Here are some of the typical tasks and responsibilities of a Reliability Engineer:

  1. Analyze data and perform statistical modeling: Reliability Engineers analyze data related to equipment performance, failure rates, and maintenance history to identify trends and patterns. They use statistical modeling to predict future failures and plan maintenance activities accordingly.
  2. Develop and implement reliability strategies: Reliability Engineers develop and implement strategies to improve the reliability and availability of equipment and systems. This may include performing root cause analysis, implementing preventive maintenance programs, and conducting failure mode and effects analysis (FMEA).
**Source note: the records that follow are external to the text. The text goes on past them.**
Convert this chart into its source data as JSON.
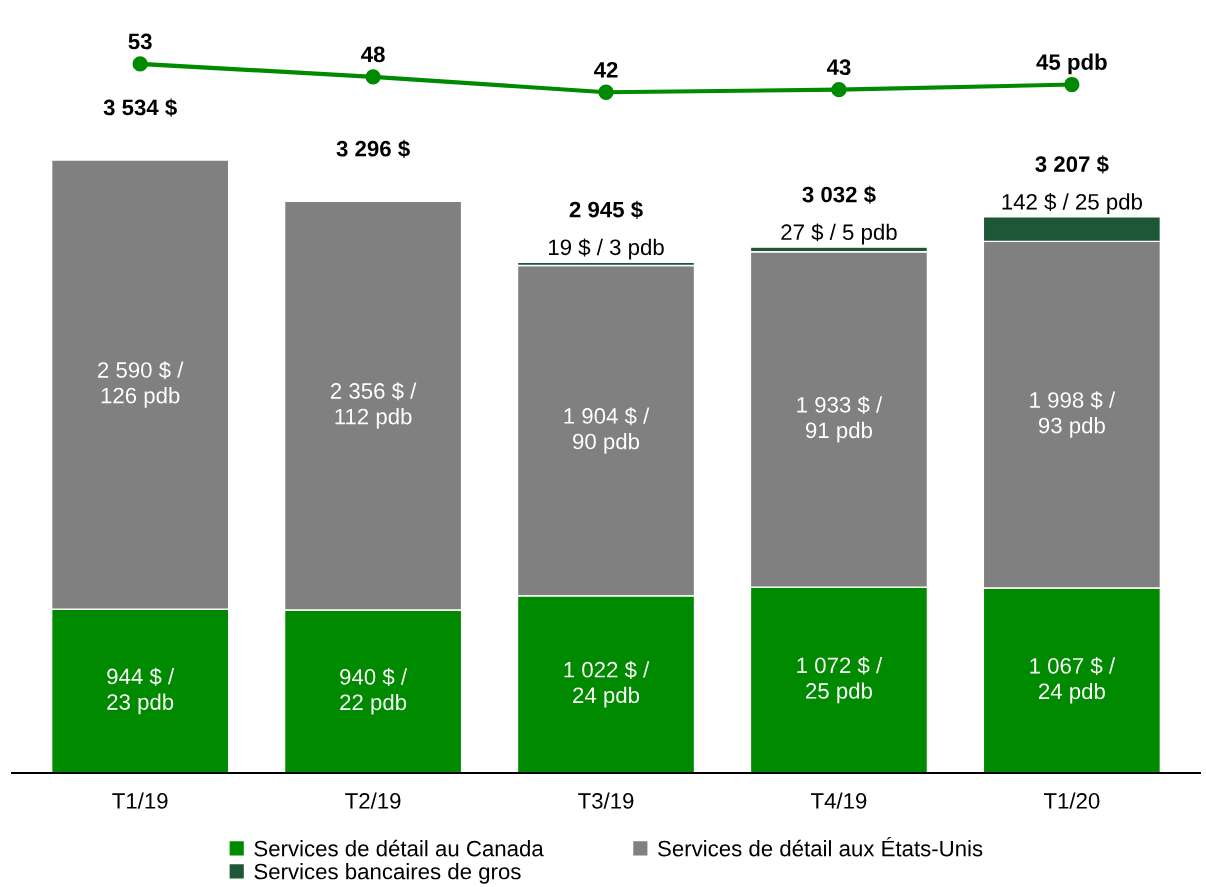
{
  "chart_data": [
    {
      "type": "line",
      "categories": [
        null,
        null,
        null,
        null,
        null
      ],
      "tick_labels": false,
      "grid": false,
      "marker": "circle",
      "series": [
        {
          "color": "#008a00",
          "values": [
            53,
            48,
            42,
            43,
            45
          ],
          "value_labels": [
            "53",
            "48",
            "42",
            "43",
            "45 pdb"
          ]
        }
      ]
    },
    {
      "type": "bar",
      "stacked": true,
      "categories": [
        "T1/19",
        "T2/19",
        "T3/19",
        "T4/19",
        "T1/20"
      ],
      "series": [
        {
          "name": "Services de détail au Canada",
          "color": "#008a00",
          "values": [
            944,
            940,
            1022,
            1072,
            1067
          ],
          "value_labels": [
            "944 $ /\n23 pdb",
            "940 $ /\n22 pdb",
            "1 022 $ /\n24 pdb",
            "1 072 $ /\n25 pdb",
            "1 067 $ /\n24 pdb"
          ]
        },
        {
          "name": "Services de détail aux États-Unis",
          "color": "#808080",
          "values": [
            2590,
            2356,
            1904,
            1933,
            1998
          ],
          "value_labels": [
            "2 590 $ /\n126 pdb",
            "2 356 $ /\n112 pdb",
            "1 904 $ /\n90 pdb",
            "1 933 $ /\n91 pdb",
            "1 998 $ /\n93 pdb"
          ]
        },
        {
          "name": "Services bancaires de gros",
          "color": "#1e5638",
          "values": [
            null,
            null,
            19,
            27,
            142
          ],
          "value_labels": [
            null,
            null,
            "19 $ / 3 pdb",
            "27 $ / 5 pdb",
            "142 $ / 25 pdb"
          ]
        }
      ],
      "totals": [
        "3 534 $",
        "3 296 $",
        "2 945 $",
        "3 032 $",
        "3 207 $"
      ],
      "tick_labels": "x",
      "grid": false,
      "legend": "bottom"
    }
  ]
}
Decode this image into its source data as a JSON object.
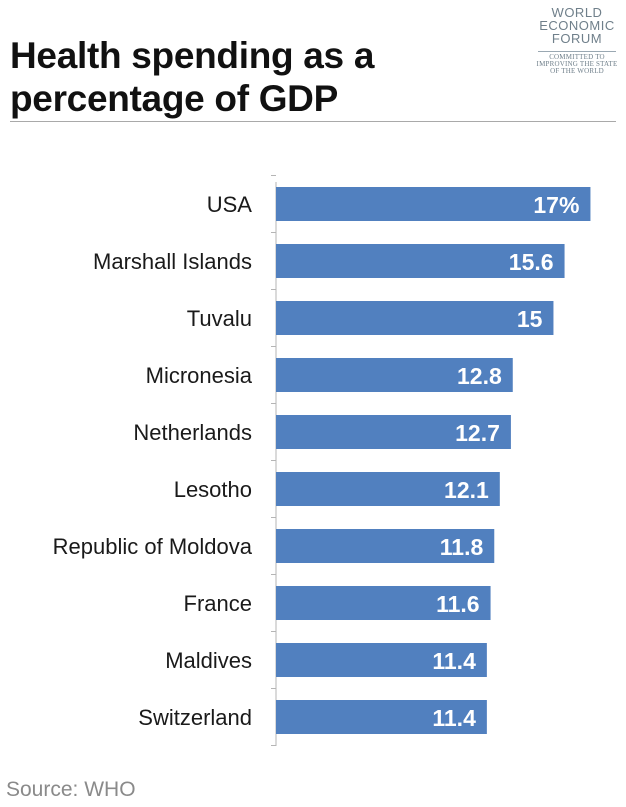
{
  "header": {
    "title": "Health spending as a percentage of GDP"
  },
  "logo": {
    "line1": "WORLD",
    "line2": "ECONOMIC",
    "line3": "FORUM",
    "tagline1": "COMMITTED TO",
    "tagline2": "IMPROVING THE STATE",
    "tagline3": "OF THE WORLD"
  },
  "source": "Source: WHO",
  "colors": {
    "bar": "#5180bf",
    "bar_label": "#ffffff",
    "axis": "#b5b5b5",
    "category_text": "#1a1a1a"
  },
  "chart_data": {
    "type": "bar",
    "orientation": "horizontal",
    "title": "Health spending as a percentage of GDP",
    "xlabel": "",
    "ylabel": "",
    "grid": false,
    "xlim": [
      0,
      17.3
    ],
    "categories": [
      "USA",
      "Marshall Islands",
      "Tuvalu",
      "Micronesia",
      "Netherlands",
      "Lesotho",
      "Republic of Moldova",
      "France",
      "Maldives",
      "Switzerland"
    ],
    "values": [
      17,
      15.6,
      15,
      12.8,
      12.7,
      12.1,
      11.8,
      11.6,
      11.4,
      11.4
    ],
    "value_labels": [
      "17%",
      "15.6",
      "15",
      "12.8",
      "12.7",
      "12.1",
      "11.8",
      "11.6",
      "11.4",
      "11.4"
    ]
  }
}
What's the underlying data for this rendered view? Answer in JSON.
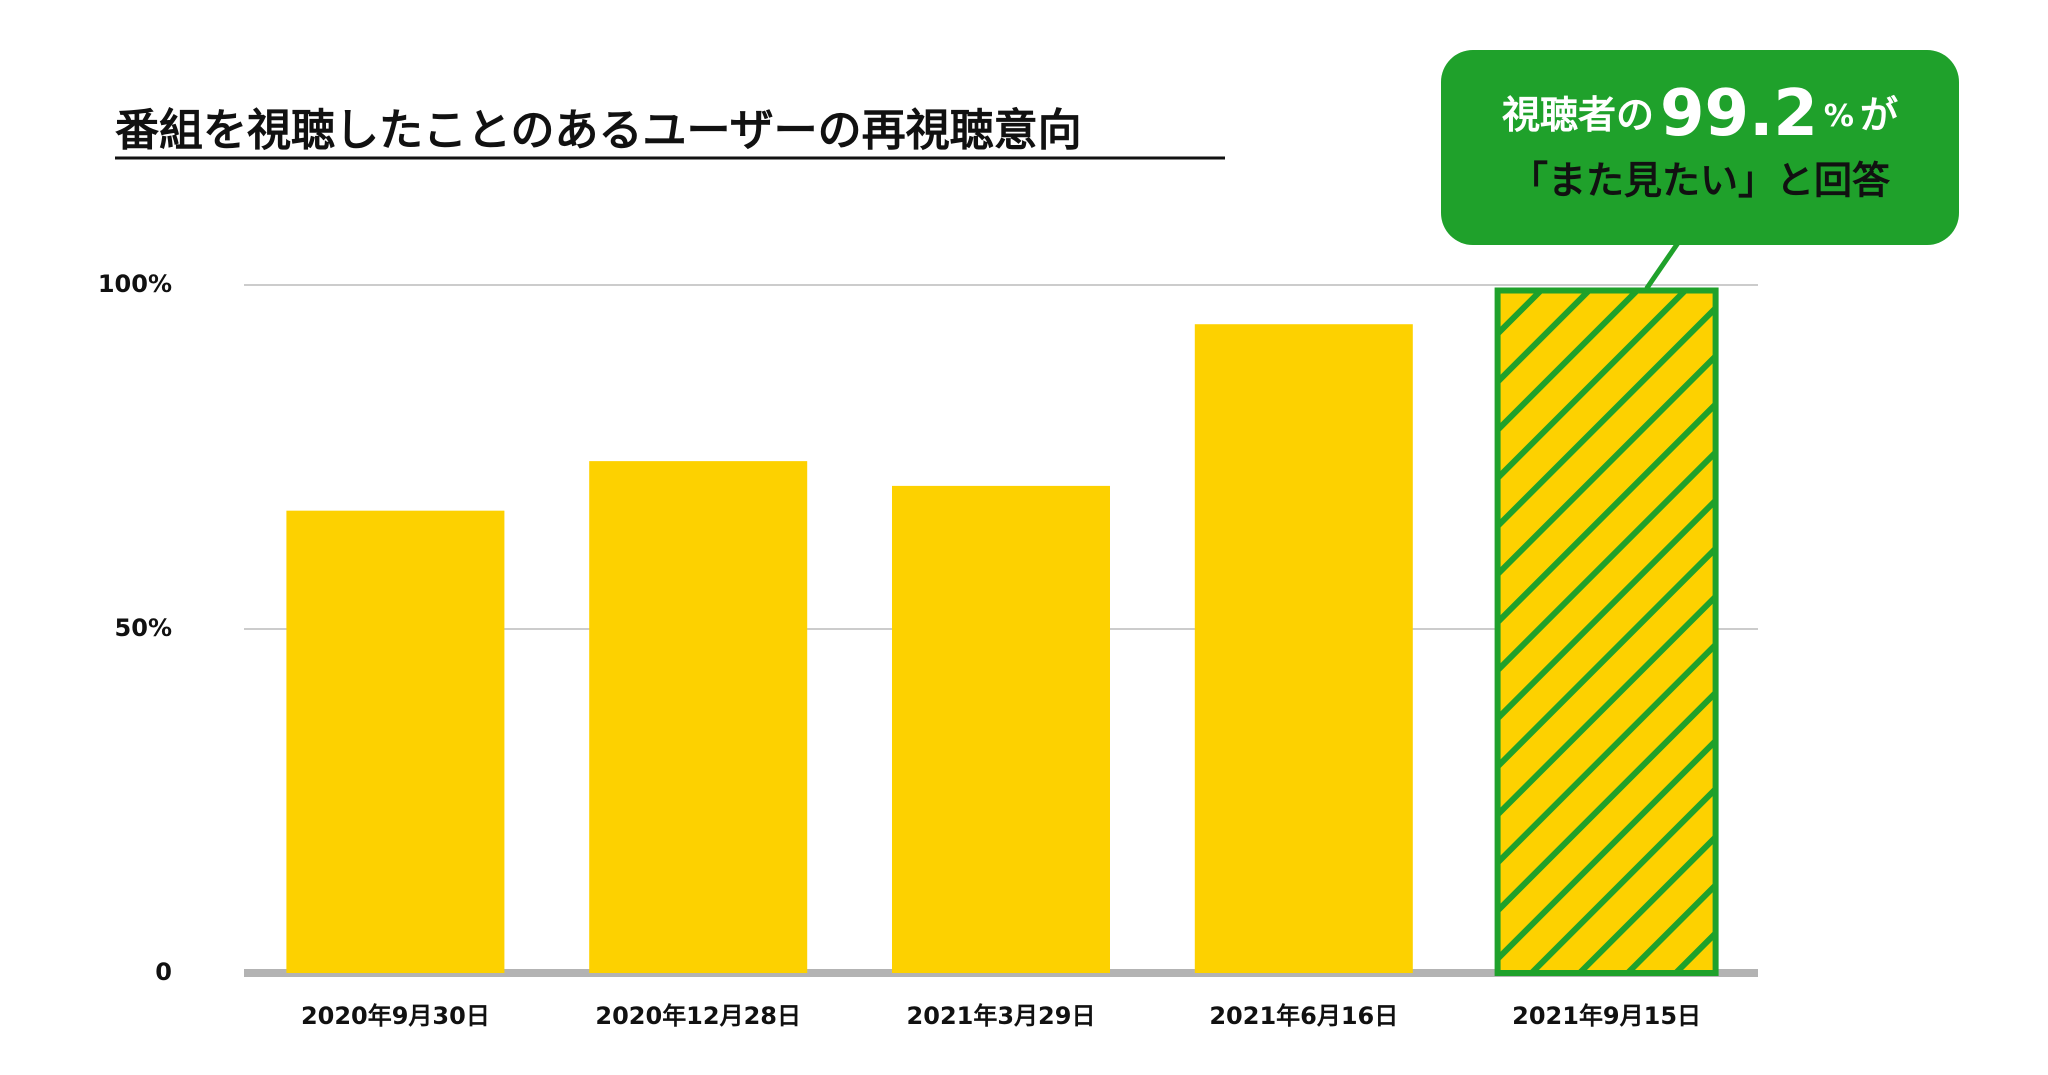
{
  "chart_data": {
    "type": "bar",
    "title": "番組を視聴したことのあるユーザーの再視聴意向",
    "categories": [
      "2020年9月30日",
      "2020年12月28日",
      "2021年3月29日",
      "2021年6月16日",
      "2021年9月15日"
    ],
    "values": [
      67.2,
      74.4,
      70.8,
      94.3,
      99.2
    ],
    "colors": [
      "#fdd100",
      "#fdd100",
      "#fdd100",
      "#fdd100",
      "#fdd100"
    ],
    "patterns": [
      null,
      null,
      null,
      null,
      "hatch"
    ],
    "pattern_color": "#1fa12b",
    "ylim": [
      0,
      100
    ],
    "yticks": [
      0,
      {
        "value": 50,
        "label": "50%"
      },
      {
        "value": 100,
        "label": "100%"
      }
    ],
    "grid": true,
    "annotation": {
      "color": "#1fa12b",
      "before": "視聴者の",
      "number": "99.2",
      "unit": "%",
      "after": "が",
      "line2": "「また見たい」と回答"
    }
  }
}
  3. Collaborate with other teams: Reliability Engineers collaborate with other teams such as operations, maintenance, and engineering to identify and address reliability issues. They may also work with suppliers to ensure the reliability of equipment and materials.
  4. Monitor and evaluate performance: Reliability Engineers monitor the performance of systems and equipment to identify areas for improvement. They use data to evaluate the effectiveness of reliability strategies and make adjustments as necessary.
  5. Provide technical support: Reliability Engineers provide technical support to other teams and stakeholders, answering questions and providing guidance on reliability-related issues.
  6. Continuously improve processes: Reliability Engineers are responsible for continuously improving reliability processes and methodologies. They stay up-to-date with the latest technologies and best practices in the field and identify opportunities for improvement.